Der Golfclub Stenerberg feiert 20-jähriges Bestehen – und lässt eine Anfängerin auf das Grün.

shz.de von
erstellt am 15.Jul.2017 | 08:00 Uhr

Ich gehöre hier nicht dazu. Um das festzustellen, reicht ein kurzer Blick. Pinkes T-Shirt, weiße Hose, das sind die Farben des Tages, ich trage Blau in zwei unterschiedlichen Schattierungen. Die Damenriege des Golfclubs Stenerberg nimmt mich trotzdem überaus herzlich in ihrer Mitte auf, einen Tag darf ich mit auf die Runde, darf etwas ausprobieren, mit dem ich bislang höchstens in der Mini-Variante mal experimentiert habe. Und auch das nie besonders erfolgreich, vor allem aber zuletzt vor mindestens 20 Jahren. Auf eben diese Zahl an Jahren blickt der Golfclub Stenerberg in diesen Tagen zurück, und die einzelnen Sparten tragen ihr jeweiliges Jubiläumsturnier aus. Und dann kam ich dazu.

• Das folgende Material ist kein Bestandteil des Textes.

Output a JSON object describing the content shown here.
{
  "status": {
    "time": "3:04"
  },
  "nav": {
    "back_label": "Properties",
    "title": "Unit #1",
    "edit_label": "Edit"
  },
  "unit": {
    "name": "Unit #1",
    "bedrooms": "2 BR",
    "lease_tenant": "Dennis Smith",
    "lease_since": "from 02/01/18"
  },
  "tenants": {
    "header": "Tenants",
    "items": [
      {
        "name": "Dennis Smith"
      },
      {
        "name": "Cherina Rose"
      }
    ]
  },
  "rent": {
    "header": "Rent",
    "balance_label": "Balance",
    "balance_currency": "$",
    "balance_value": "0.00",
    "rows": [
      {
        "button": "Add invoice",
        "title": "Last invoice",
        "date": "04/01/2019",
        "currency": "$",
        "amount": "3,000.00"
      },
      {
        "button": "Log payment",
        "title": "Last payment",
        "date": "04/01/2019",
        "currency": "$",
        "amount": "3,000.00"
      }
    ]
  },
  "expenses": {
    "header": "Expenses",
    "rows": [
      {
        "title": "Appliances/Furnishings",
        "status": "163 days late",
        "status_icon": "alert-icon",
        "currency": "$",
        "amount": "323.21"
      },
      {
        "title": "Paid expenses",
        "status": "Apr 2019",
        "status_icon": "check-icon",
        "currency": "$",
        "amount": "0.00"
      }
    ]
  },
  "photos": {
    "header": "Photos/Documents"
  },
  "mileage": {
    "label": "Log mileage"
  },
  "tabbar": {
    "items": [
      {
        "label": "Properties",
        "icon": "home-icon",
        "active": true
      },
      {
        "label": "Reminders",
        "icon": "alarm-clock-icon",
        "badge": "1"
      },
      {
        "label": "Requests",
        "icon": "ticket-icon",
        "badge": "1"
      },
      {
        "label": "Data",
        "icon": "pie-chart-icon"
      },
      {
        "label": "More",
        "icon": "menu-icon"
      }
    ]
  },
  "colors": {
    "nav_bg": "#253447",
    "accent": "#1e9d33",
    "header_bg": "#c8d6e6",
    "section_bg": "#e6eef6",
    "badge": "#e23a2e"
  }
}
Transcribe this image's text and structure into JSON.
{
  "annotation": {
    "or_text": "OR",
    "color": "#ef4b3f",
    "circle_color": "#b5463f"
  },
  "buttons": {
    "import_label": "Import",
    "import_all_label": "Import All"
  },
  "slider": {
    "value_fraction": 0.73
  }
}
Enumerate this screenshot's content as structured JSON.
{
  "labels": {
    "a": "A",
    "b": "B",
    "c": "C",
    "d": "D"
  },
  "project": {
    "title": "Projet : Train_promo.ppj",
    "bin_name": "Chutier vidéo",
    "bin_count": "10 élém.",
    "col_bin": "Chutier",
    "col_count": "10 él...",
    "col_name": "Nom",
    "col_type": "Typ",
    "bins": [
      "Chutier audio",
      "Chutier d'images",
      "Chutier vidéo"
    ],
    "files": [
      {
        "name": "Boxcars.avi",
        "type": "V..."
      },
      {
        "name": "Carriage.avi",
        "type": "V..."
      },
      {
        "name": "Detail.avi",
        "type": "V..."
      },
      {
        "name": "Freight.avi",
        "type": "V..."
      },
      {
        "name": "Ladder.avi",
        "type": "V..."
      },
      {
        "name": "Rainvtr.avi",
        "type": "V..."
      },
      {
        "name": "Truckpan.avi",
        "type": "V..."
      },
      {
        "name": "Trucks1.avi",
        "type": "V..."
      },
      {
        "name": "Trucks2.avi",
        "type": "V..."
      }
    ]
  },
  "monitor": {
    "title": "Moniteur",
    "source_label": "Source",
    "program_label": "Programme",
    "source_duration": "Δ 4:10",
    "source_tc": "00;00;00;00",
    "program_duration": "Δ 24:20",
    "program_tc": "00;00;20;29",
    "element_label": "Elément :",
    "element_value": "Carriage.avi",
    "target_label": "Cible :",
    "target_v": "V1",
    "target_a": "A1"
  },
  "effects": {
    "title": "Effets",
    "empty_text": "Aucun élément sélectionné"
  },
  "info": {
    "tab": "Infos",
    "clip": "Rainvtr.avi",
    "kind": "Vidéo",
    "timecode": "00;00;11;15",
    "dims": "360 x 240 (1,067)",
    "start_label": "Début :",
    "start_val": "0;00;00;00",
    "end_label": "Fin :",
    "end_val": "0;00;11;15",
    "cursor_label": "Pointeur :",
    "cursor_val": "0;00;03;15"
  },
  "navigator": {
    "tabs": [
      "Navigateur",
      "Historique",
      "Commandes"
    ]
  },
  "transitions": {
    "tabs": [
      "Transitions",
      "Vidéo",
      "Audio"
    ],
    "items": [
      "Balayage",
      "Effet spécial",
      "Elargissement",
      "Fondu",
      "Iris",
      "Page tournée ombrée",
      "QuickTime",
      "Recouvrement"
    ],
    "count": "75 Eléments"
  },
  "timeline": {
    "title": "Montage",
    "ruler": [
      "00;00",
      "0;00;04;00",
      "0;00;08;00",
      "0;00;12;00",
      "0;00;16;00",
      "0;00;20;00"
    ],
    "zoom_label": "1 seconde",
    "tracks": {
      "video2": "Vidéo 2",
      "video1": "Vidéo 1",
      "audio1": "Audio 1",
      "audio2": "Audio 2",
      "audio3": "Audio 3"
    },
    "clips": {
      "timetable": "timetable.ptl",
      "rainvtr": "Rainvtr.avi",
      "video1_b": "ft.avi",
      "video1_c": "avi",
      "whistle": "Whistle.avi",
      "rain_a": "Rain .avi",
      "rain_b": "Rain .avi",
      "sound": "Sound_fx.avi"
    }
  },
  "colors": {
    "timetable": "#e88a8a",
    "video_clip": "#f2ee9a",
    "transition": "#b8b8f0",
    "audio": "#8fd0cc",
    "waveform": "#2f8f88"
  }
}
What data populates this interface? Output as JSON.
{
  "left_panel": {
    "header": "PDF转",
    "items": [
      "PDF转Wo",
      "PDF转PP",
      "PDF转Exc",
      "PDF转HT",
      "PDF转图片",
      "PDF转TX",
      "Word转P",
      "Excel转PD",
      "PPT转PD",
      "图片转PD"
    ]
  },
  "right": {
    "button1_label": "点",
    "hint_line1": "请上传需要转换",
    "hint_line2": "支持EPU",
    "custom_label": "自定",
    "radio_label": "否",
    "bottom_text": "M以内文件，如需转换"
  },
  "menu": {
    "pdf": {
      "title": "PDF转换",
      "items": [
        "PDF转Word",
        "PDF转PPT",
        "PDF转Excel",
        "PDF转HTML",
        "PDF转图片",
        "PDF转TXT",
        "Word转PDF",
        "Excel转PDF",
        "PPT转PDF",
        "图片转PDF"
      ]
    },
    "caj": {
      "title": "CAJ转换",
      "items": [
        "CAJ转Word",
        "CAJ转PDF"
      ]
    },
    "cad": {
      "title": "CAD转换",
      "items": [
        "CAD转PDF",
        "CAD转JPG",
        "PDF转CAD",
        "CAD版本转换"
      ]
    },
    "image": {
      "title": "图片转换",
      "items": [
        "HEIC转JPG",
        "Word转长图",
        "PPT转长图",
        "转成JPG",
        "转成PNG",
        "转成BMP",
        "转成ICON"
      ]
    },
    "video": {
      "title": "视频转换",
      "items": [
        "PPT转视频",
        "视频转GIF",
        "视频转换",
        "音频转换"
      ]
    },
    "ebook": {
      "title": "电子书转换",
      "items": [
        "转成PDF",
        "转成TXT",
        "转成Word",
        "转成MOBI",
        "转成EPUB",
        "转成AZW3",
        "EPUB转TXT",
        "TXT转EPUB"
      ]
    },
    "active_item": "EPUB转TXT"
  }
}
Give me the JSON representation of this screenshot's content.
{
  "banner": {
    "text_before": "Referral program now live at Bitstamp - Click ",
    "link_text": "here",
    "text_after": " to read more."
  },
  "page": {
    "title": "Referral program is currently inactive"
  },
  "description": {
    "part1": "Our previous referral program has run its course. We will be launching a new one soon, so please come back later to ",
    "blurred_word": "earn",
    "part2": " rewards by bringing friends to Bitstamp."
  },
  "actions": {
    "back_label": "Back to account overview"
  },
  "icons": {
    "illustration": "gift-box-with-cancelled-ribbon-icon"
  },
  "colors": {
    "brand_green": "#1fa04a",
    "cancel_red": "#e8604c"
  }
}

Eigentlich gehören 26 Mitglieder zur Damenriege, an diesem Tag sind nur 20 dabei – ganz schön viel Pink auf einem Haufen. Allerdings ein ausgesprochen fröhlicher Haufen. Mit einer ungewöhnlichen Geschichte. „Wir haben ja früher hier auf dem Acker gespielt.“ Das sagt Helga Kuke, eine kleine, feine Dame, die es wissen muss. Kuke ist Gründungsmitglied des Golfclubs im Jahr 1997 gewesen. „Jeden Sonntag, bei jedem Wetter waren wir draußen, und keiner von uns konnte wirklich Golf spielen.“ Dass das heute definitiv anders ist, ist mir schon wenige Minuten später klar.


Eine Sprache, die ich kaum verstehe


Um kurz vor eins schlägt Elke Köhn, Captain der Damenriege, zwei Mal kräftig auf die Glocke im Clubhaus – und redet danach in einer Sprache, die ich kaum verstehe. „Wir spielen heute Chapman-Vierer, Nearest to the Pin ist auf der Eins und auf der Zehn, longest Drive auf der Acht.“ Ah ja. Und dann etwas in meiner Sprache: „Wir sehen uns auf der Runde wieder“, sagt Köhn. Was ich zu diesem Zeitpunkt noch nicht weiß: Elke Köhn und ihre Golf-Partnerin Anni Raav spielen heute außer Konkurrenz, nicht nur, aber auch meinetwegen. Damit ich alle meine Unwissenheit bei ihnen loswerden kann, verzichten die beiden auf eine, wie sich später zeigen wird, durchaus realistische Chance auf einen wirklich schicken gläsernen Jubiläums-Pokal. Bevor wir drei uns auf den Weg machen, fällt mein Blick auf einen Flyer, der im Clubhaus auf dem Tisch liegt. „Spiel Golf – sei cool!“ Na, mal sehen, wie cool ich am Ende dieser Runde dastehen werde.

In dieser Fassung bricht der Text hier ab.